Here are a few storytelling suggestions for your photographs because as photojournalists that’s what we are—storytellers, right? But these are tools only. They are only valuable as a means to an end. The technique is not the point, the final result is the point. The viewer should notice the image and the message, not the technique.
1. Vary the viewpoint—By using a worm’s eye or bird’s eye view you can emphasize different storytelling elements in your photo.
2. Framing—Shooting through a window or branches on a tree will not only clean up a cluttered background, it will add visual interest and create a sense of isolation.
3. Details—Zeroing in on small, poignant details can often say more about a subject than showing the whole scene. The detail above was taken in the Red River Gorge in a protected area. I thought it was ironic to find the word "Care" carved into the rock along with all the other graffiti.
4. Symbolism—Try to find a detail or overall scene that evokes some powerful symbolism that can carry your message for you.
5. Shadows—Shadows are a way of taking the subject and reducing it down to its basic black & white shape. No other extraneous details get in the way and we can concentrate on body language. Silhouettes fall into this category as well.
6. Rule of Thirds Composition—You hear a lot about this and it sounds very Art School Stuffy. All it really means is don’t always put your subject in the very center of the frame and don’t always put the horizon line in the middle either. When you use that “Bull’s eye framing” it looks static and boring, so avoid it unless you are going for that look for effect. Putting the subject off-center tends to show a more dynamic personality.
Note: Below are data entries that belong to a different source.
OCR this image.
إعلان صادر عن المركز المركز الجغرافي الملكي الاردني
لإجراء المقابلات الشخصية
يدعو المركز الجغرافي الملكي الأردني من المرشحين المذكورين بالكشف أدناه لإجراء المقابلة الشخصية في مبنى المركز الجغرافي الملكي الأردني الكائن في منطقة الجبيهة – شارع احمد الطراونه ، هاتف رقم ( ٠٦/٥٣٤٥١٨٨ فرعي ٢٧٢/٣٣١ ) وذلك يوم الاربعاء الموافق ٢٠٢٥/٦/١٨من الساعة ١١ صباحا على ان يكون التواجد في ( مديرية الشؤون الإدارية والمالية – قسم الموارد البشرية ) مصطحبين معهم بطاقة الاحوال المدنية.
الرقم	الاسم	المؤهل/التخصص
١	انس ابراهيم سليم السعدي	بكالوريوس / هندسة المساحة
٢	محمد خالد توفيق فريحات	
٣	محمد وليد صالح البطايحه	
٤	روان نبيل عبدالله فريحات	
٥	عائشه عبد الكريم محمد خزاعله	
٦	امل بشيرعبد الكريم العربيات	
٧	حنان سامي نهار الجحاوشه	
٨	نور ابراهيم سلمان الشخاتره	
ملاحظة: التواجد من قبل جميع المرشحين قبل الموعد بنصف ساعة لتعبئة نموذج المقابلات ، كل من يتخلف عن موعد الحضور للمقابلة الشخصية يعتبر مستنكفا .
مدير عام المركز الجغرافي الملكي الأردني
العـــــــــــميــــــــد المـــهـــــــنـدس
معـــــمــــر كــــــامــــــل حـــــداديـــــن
These are just a few Photography 101 tips that can improve anybody’s pictures but what I’m really trying to emphasize here is that these are tools just like a fish-eye lens is a tool. You need to use them thoughtfully when the picture warrants it and not just because it would be “cool”. Remember, you are trying to say something with your image and you need to use the tools at your disposal much the way writers or anyone else uses their tools.